No está definido en la LCSP/2017 (ni en las que la precedieron) qué es el «precio general de mercado» o, simplemente, «precio de mercado» de la prestación en los contratos públicos. Sin embargo, este concepto debería estar especificado en algún punto del Capítulo I, del Título III, del Libro I de la ley, ya que este es el necesario fiel de comparación para poder determinar si ha sido adecuada la estimación del «precio base de licitación» (PBL) y apropiado el precio adjudicado y obligado a pagar.
En la actualidad, a mi modo de ver, este concepto de «precio de mercado» en la contratación pública está en el «limbo» de los llamados «conceptos jurídicos indeterminados», lo que genera problemas de diversa índole, como, por ejemplo, el de no poder determinar y cuantificar individualmente un presunto alcance contable por daño a la Hacienda Pública, en cuanto que suponga un esfuerzo injustificado de sus recursos en comparación con el valor real de los bienes y servicios contratados.

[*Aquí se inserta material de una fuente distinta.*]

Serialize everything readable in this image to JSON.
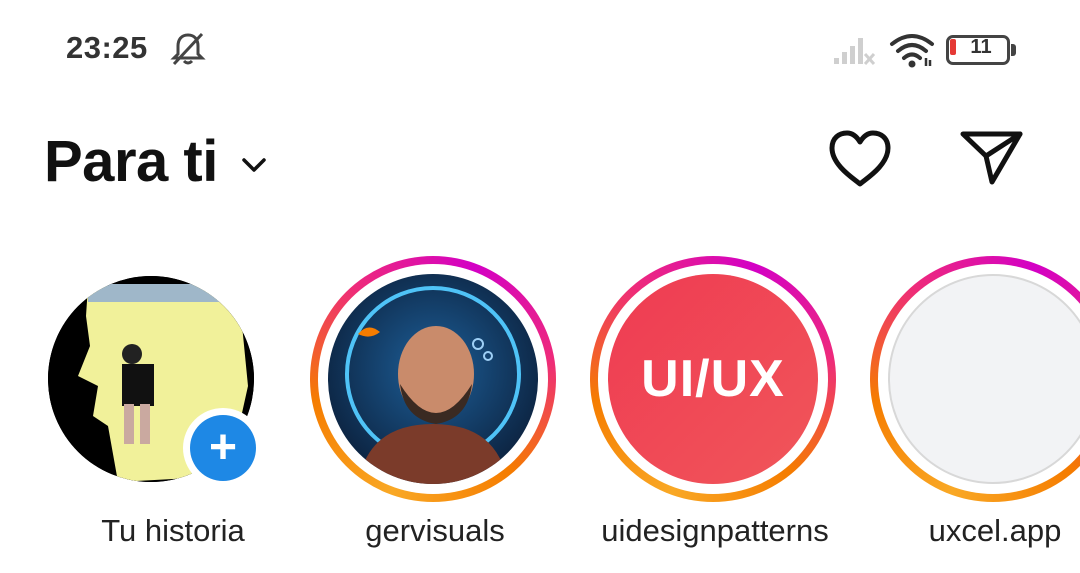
{
  "status_bar": {
    "time": "23:25",
    "battery_level": "11",
    "icons": [
      "bell-muted-icon",
      "signal-icon",
      "wifi-icon",
      "battery-icon"
    ]
  },
  "header": {
    "title": "Para ti",
    "icons": [
      "chevron-down-icon",
      "heart-icon",
      "send-icon"
    ]
  },
  "stories": [
    {
      "label": "Tu historia",
      "own": true
    },
    {
      "label": "gervisuals"
    },
    {
      "label": "uidesignpatterns",
      "avatar_text": "UI/UX"
    },
    {
      "label": "uxcel.app"
    }
  ],
  "colors": {
    "add_badge": "#1e88e5",
    "uiux_brand": "#ef3b52",
    "battery_low": "#e53935"
  }
}
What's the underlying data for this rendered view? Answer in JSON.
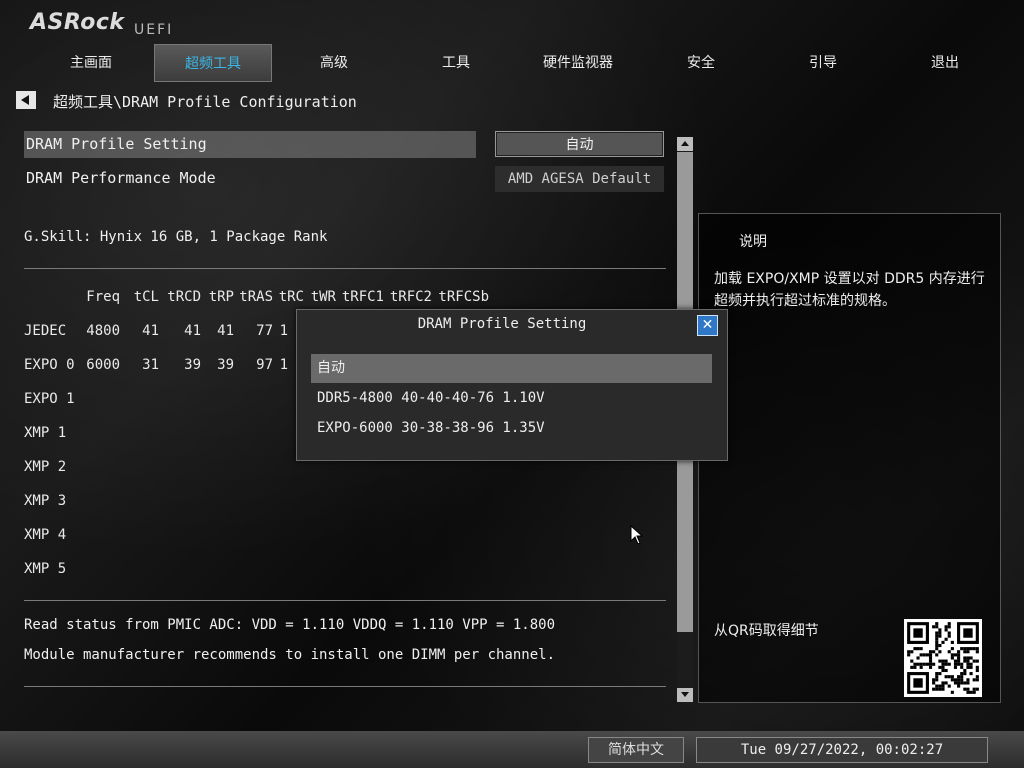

Este problema concreto, aunque no se exprese en los términos que se desarrollan en este artículo, se han puesto de manifiesto indirectamente en el Auto nº 6 del año 2020 de la Sala de Justicia del Tribunal de Cuentas 1
El concepto «precio», desde el punto de vista económico, es más complejo de lo que a simple vista parece.
El «precio de mercado» no es el del concepto jurídico que sobre el «precio» establece el Código Civil (artículo 1.445) diciendo que es la contraprestación en dinero, o signo que lo represente, que se obliga a pagar uno de los contratantes al recibir del otro una cosa determinada. Es decir, no se puede afirmar que el «precio de mercado» en un contrato público sea, o se corresponda, con el de la adjudicación del contrato, es decir el que se obliga a pagar el órgano de contratación por la prestación que recibe a satisfacción, ya que el «precio de mercado» existe incluso antes de que se inicie el procedimiento de la licitación.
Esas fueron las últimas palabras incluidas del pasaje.